Using progestin-only birth control shots or Depo-Provera for more than a year appears to more than double the risk of developing breast cancer in young women, according to a new study.
The study compared 1,028 women between the ages of 20 to 44 in Seattle who had been diagnosed with breast cancer to 919 other matched participants without breast cancer and found that women who used depo-medroxyprogesterone acetate, or DMPA, a contraceptive containing the same kind of progestin found in menopausal hormone-therapy regimen, had a 2.2-fold increase risk of developing invasive breast cancer.
“While DMPA is widely used by women throughout the world, there are limited data on the association between DMPA and breast cancer incidence,” lead investigator Dr.

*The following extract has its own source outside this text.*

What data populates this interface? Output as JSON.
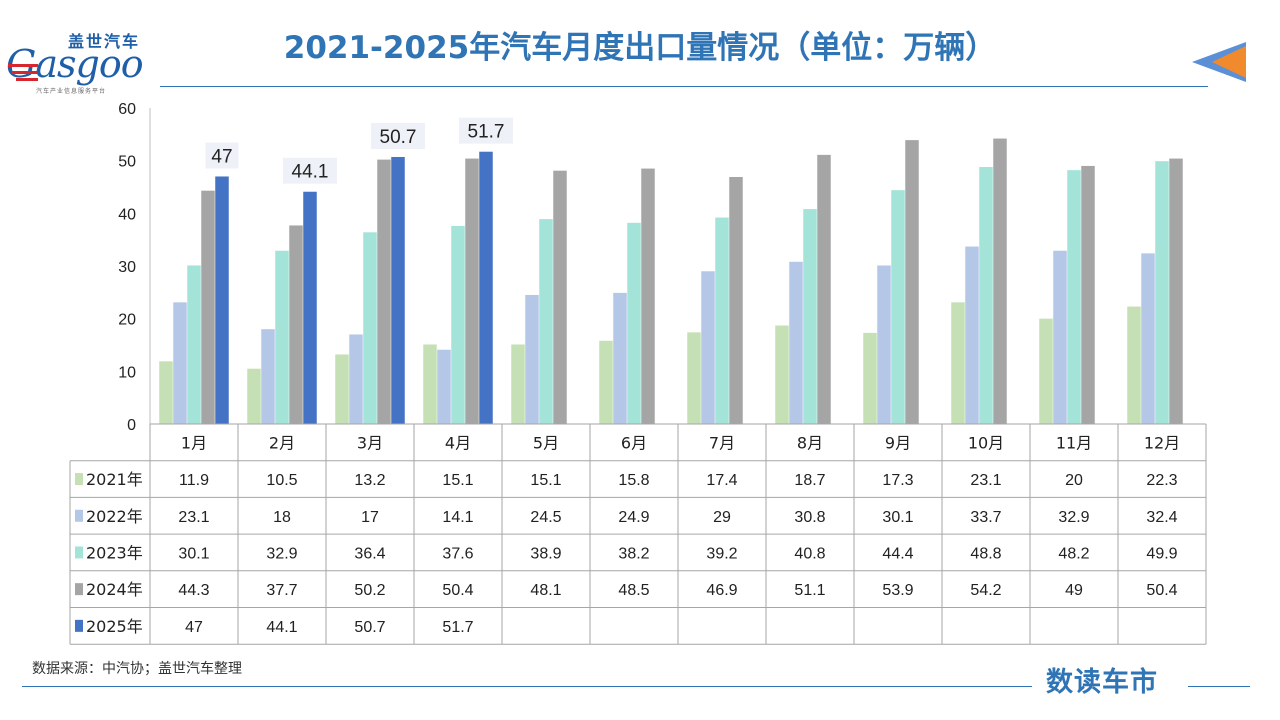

Christopher Li, a breast cancer epidemiologist at the Fred Hutchinson Cancer Research Center in Seattle, said in a statement released on Wednesday from the research center.. “Our study adds to the body of knowledge from international studies conducted in a diverse group of countries – Kenya, New Zealand, Thailand, Mexico and Costa Rica – which have shown that one of the risks associated with DMPA use may be an increased risk of breast cancer,” he said.

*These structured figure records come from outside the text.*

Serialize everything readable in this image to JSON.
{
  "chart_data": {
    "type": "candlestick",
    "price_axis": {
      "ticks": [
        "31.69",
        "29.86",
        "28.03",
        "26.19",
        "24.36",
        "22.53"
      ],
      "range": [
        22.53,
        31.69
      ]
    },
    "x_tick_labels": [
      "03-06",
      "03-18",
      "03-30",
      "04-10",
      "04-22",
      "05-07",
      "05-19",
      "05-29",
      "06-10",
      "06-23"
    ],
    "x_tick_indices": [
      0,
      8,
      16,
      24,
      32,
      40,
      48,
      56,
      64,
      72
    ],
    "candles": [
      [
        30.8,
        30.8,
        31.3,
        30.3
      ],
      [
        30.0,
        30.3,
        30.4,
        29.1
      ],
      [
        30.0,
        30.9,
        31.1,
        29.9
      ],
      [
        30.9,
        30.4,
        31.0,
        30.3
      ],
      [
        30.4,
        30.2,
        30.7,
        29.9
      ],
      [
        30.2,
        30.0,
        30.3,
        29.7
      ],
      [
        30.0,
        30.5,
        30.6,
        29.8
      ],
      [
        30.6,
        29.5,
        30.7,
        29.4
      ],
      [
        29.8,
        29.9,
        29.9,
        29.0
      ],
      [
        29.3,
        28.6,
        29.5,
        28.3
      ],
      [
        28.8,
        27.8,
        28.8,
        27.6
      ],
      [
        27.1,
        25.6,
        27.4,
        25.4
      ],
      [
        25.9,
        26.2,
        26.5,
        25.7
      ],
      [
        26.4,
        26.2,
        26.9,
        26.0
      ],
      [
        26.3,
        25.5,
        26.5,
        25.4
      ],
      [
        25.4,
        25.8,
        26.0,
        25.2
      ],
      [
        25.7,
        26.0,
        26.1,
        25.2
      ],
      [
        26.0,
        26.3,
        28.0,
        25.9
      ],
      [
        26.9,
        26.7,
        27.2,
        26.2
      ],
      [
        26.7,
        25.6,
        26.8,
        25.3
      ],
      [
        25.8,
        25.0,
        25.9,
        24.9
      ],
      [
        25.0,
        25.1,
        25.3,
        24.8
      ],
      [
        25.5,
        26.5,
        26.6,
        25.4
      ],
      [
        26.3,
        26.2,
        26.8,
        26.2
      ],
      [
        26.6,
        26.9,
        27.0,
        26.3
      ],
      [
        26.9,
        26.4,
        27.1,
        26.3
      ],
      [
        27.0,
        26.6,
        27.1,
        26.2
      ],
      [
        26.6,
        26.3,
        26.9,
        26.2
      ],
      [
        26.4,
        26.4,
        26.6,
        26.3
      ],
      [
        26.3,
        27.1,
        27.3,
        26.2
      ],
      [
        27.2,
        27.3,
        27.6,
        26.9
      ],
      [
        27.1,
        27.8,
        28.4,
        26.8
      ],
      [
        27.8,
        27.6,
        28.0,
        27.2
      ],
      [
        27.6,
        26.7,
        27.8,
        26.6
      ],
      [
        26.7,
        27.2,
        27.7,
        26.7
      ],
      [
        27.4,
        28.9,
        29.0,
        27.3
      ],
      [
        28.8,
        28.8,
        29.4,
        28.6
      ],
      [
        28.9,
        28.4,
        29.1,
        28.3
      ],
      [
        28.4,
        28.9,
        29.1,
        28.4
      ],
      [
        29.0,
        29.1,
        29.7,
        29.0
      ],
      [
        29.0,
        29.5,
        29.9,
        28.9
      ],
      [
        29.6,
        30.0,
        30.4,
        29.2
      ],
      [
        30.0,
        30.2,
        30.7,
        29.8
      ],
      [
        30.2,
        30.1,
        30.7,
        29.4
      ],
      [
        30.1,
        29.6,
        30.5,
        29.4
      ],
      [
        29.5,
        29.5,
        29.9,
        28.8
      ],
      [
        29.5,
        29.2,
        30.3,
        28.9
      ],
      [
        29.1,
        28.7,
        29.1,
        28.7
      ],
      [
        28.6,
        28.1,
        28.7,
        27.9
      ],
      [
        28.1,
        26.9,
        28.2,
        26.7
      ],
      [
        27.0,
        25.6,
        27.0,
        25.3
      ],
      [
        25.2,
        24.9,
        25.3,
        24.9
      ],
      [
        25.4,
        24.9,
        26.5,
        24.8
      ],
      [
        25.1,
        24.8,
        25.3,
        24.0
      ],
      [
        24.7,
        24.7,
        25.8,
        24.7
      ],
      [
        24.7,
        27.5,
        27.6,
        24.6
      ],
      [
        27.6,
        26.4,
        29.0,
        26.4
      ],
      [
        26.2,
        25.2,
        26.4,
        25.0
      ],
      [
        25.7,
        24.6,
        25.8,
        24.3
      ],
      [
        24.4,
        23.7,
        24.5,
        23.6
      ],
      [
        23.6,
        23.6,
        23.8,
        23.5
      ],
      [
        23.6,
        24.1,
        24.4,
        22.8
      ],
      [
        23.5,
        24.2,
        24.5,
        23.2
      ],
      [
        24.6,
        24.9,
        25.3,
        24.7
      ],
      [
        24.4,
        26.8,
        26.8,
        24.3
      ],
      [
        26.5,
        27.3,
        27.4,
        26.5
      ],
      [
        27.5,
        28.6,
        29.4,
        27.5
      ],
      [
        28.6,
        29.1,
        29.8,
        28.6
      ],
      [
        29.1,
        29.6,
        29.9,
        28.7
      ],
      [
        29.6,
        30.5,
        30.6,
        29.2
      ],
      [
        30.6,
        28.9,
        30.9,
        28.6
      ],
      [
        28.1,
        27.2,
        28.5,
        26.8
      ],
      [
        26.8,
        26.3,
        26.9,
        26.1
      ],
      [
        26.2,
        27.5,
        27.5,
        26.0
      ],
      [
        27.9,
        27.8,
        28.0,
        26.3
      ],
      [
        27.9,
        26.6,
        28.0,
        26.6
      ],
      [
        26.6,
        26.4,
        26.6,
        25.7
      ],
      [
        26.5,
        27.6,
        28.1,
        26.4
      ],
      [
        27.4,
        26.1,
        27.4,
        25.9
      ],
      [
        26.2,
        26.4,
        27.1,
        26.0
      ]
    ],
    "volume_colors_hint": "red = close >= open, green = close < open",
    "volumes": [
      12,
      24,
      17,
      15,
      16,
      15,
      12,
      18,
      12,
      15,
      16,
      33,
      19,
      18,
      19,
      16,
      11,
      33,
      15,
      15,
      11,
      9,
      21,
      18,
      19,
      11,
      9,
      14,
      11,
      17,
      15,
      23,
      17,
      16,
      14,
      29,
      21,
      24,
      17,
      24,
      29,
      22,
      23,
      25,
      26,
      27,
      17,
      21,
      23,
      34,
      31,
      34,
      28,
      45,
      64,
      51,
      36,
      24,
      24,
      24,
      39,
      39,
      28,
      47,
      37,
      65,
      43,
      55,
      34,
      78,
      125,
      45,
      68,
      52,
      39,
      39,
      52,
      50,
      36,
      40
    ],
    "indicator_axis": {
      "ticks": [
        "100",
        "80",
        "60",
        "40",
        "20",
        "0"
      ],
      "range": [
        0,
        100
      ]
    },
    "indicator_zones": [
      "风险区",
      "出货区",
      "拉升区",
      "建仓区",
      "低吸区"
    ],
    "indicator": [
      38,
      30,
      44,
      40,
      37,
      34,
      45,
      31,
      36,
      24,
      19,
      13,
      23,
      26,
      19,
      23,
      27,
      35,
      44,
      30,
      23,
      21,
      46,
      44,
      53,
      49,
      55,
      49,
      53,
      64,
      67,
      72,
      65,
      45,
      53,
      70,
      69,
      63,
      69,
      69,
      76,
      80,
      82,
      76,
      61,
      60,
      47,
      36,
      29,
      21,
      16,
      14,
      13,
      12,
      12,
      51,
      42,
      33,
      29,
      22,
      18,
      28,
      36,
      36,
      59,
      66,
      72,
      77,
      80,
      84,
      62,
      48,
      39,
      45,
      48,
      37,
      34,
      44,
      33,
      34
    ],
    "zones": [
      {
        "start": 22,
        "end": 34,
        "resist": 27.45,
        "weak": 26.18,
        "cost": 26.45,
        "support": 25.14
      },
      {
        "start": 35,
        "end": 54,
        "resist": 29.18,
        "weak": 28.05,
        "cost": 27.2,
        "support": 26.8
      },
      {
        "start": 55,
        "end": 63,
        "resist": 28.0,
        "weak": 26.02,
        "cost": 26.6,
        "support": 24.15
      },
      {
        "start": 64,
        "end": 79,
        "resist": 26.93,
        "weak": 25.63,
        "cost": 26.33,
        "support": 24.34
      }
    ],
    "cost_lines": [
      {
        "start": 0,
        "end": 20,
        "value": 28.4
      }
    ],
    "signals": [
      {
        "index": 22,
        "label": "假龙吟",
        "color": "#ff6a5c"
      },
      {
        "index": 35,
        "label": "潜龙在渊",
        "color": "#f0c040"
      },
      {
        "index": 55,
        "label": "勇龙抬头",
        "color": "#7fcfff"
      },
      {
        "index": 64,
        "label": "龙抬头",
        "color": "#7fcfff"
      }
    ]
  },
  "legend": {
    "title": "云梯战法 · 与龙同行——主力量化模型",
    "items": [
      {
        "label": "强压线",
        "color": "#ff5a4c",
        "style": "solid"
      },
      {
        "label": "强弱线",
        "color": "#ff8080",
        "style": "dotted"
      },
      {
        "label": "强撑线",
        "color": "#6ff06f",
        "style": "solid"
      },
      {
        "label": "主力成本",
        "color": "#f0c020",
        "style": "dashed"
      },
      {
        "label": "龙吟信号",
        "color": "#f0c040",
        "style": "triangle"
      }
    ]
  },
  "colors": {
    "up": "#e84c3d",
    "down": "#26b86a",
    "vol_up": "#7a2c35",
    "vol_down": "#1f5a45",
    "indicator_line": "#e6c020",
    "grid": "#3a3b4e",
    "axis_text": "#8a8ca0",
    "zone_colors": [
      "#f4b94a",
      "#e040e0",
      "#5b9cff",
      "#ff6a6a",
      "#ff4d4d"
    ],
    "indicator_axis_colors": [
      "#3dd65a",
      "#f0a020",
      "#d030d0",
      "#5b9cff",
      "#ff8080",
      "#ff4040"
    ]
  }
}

Researchers found that the increased risk for breast cancer seemed to fade months after women stopped using the contraceptive. They also found that women who used the contraceptive for less than a year or those who had stopped using it for more than a year did not have an increased risk for the disease.
"Although breast cancer is rare among young women and the elevated risk of breast cancer associated with DMPA appears to dissipate after discontinuation of use, our findings emphasize the importance of identifying the potential risks associated with specific forms of contraceptives given the number of available alternatives," researchers wrote in the study.
Of all the participants in the study, about 10 percent reported using DMPA, consistent with usage patterns nationwide, according to Li, and he noted that the use of injectable contraceptive was about 5 percent higher among non-white women in the study.
“In the United States, many women have numerous options for contraception, and so it is important to balance their risks and benefits when making contraceptive choices," Li said.
"This study further confirms that some types of progestins are not healthy for the breast. For women who are at elevated risk to develop breast cancer based on family history, or even age, this type of contraception may not be a good choice for them," Dr. Elizabeth Poynor, a gynecologic oncologist and pelvic surgeon at Lenox Hill Hospital in New York City, said commenting on the study, according to HealthDay.
While the latest study found a link between Depo-Provera and elevated breast cancer risk, it did not prove that injectable contraceptive caused the increased risk of disease.
Dr. Freya Schnabel, director of breast surgery at NYU Clinical Cancer Center in New York City, said that the women in the study who seemed to be at highest risk of developing breast cancer while using Depo-Provera had other risks factors linked to the disease, like having a family history of breast cancer or they have never had children, according to HealthDay.
She also said that the study had limitations because it did not include all the breast cancer risk factors in the women who participated in the study, and because researchers did not explain “the mechanism by which the progesterone would increase risk only in current users”.
The study is published online and in the April 15 print issue of the journal Cancer Research.